No! This has nothing to do with the annual German festival, Oktoberfest, but it’s that time of year back in South Asia when India is alive with its time-honored festival – Dussehra! What’s that you might ask? Let’s dig into a bit of history for a moment.
In a nutshell, Dussehra is a joyous festival in India, celebrated after nine sacred nights of Sharad Navratri. Following Navratri, on the tenth day is Dussehra, which is also known as Vijayadashami. That signal event celebrates the triumph of good over evil, as on that day the Lord Rama – the seventh incarnation of Lord Vishnu – killed the 10-headed demon Ravana, and Goddess Durga killed the buffalo demon Mahishashur. That’s quite a mouthful to swallow, but bear with me as we untangle the mysterious other – but ever present – world of Indian mythology in everyday life.

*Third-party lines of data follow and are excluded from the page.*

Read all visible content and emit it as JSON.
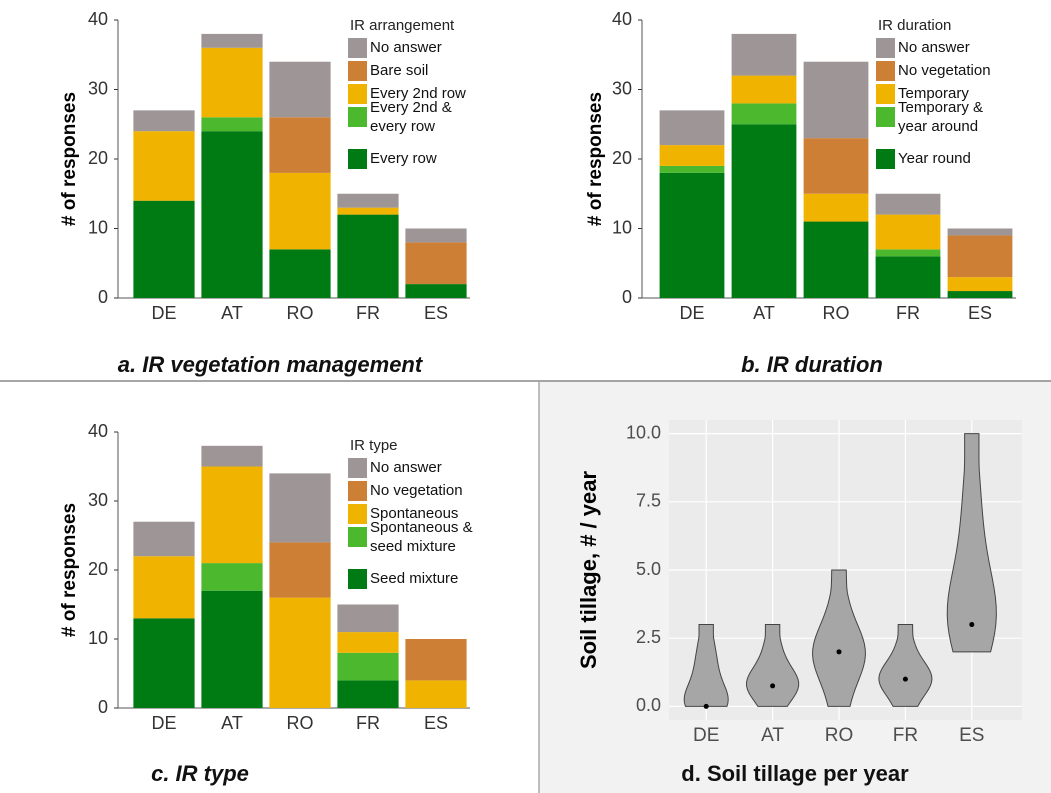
{
  "chart_data": [
    {
      "type": "bar",
      "stacked": true,
      "title": "a. IR vegetation management",
      "ylabel": "# of responses",
      "legend_title": "IR arrangement",
      "categories": [
        "DE",
        "AT",
        "RO",
        "FR",
        "ES"
      ],
      "series": [
        {
          "name": "Every row",
          "color": "#007a12",
          "values": [
            14,
            24,
            7,
            12,
            2
          ]
        },
        {
          "name": "Every 2nd & every row",
          "color": "#4cb82e",
          "values": [
            0,
            2,
            0,
            0,
            0
          ]
        },
        {
          "name": "Every 2nd row",
          "color": "#f0b400",
          "values": [
            10,
            10,
            11,
            1,
            0
          ]
        },
        {
          "name": "Bare soil",
          "color": "#cd8035",
          "values": [
            0,
            0,
            8,
            0,
            6
          ]
        },
        {
          "name": "No answer",
          "color": "#9e9696",
          "values": [
            3,
            2,
            8,
            2,
            2
          ]
        }
      ],
      "ylim": [
        0,
        40
      ],
      "yticks": [
        0,
        10,
        20,
        30,
        40
      ]
    },
    {
      "type": "bar",
      "stacked": true,
      "title": "b. IR duration",
      "ylabel": "# of responses",
      "legend_title": "IR duration",
      "categories": [
        "DE",
        "AT",
        "RO",
        "FR",
        "ES"
      ],
      "series": [
        {
          "name": "Year round",
          "color": "#007a12",
          "values": [
            18,
            25,
            11,
            6,
            1
          ]
        },
        {
          "name": "Temporary & year around",
          "color": "#4cb82e",
          "values": [
            1,
            3,
            0,
            1,
            0
          ]
        },
        {
          "name": "Temporary",
          "color": "#f0b400",
          "values": [
            3,
            4,
            4,
            5,
            2
          ]
        },
        {
          "name": "No vegetation",
          "color": "#cd8035",
          "values": [
            0,
            0,
            8,
            0,
            6
          ]
        },
        {
          "name": "No answer",
          "color": "#9e9696",
          "values": [
            5,
            6,
            11,
            3,
            1
          ]
        }
      ],
      "ylim": [
        0,
        40
      ],
      "yticks": [
        0,
        10,
        20,
        30,
        40
      ]
    },
    {
      "type": "bar",
      "stacked": true,
      "title": "c. IR type",
      "ylabel": "# of responses",
      "legend_title": "IR type",
      "categories": [
        "DE",
        "AT",
        "RO",
        "FR",
        "ES"
      ],
      "series": [
        {
          "name": "Seed mixture",
          "color": "#007a12",
          "values": [
            13,
            17,
            0,
            4,
            0
          ]
        },
        {
          "name": "Spontaneous & seed mixture",
          "color": "#4cb82e",
          "values": [
            0,
            4,
            0,
            4,
            0
          ]
        },
        {
          "name": "Spontaneous",
          "color": "#f0b400",
          "values": [
            9,
            14,
            16,
            3,
            4
          ]
        },
        {
          "name": "No vegetation",
          "color": "#cd8035",
          "values": [
            0,
            0,
            8,
            0,
            6
          ]
        },
        {
          "name": "No answer",
          "color": "#9e9696",
          "values": [
            5,
            3,
            10,
            4,
            0
          ]
        }
      ],
      "ylim": [
        0,
        40
      ],
      "yticks": [
        0,
        10,
        20,
        30,
        40
      ]
    },
    {
      "type": "violin",
      "title": "d. Soil tillage per year",
      "ylabel": "Soil tillage, # / year",
      "categories": [
        "DE",
        "AT",
        "RO",
        "FR",
        "ES"
      ],
      "min": [
        0,
        0,
        0,
        0,
        2
      ],
      "max": [
        3,
        3,
        5,
        3,
        10
      ],
      "values": [
        0,
        0.75,
        2,
        1,
        3
      ],
      "color": "#a6a6a6",
      "grid": true,
      "ylim": [
        -0.5,
        10.5
      ],
      "yticks": [
        {
          "value": 0,
          "label": "0.0"
        },
        {
          "value": 2.5,
          "label": "2.5"
        },
        {
          "value": 5,
          "label": "5.0"
        },
        {
          "value": 7.5,
          "label": "7.5"
        },
        {
          "value": 10,
          "label": "10.0"
        }
      ]
    }
  ]
}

People all over India enjoy celebrating Dussehra with great enthusiasm. Indeed, it is an auspicious day for its people. As a result of the fact that the actual day is calculated according to the Lunar Calendar, its celebratory date depends on the year. Thus, this year – 2016 – the festival was celebrated in India on October the 11th.
Other points to note are that –
- Dussehra is also well known by the name of Vijayadashmi, which means “victory on the tenth day.”
- Dussehra is also celebrated with great enthusiasm in other neighboring countries like Bangladesh, Nepal and Malaysia.
- The large effigies of the demons Ravana, Kumbhkarna and Meghnath are burnt on that day amid the noisy setting off of myriad firecrackers.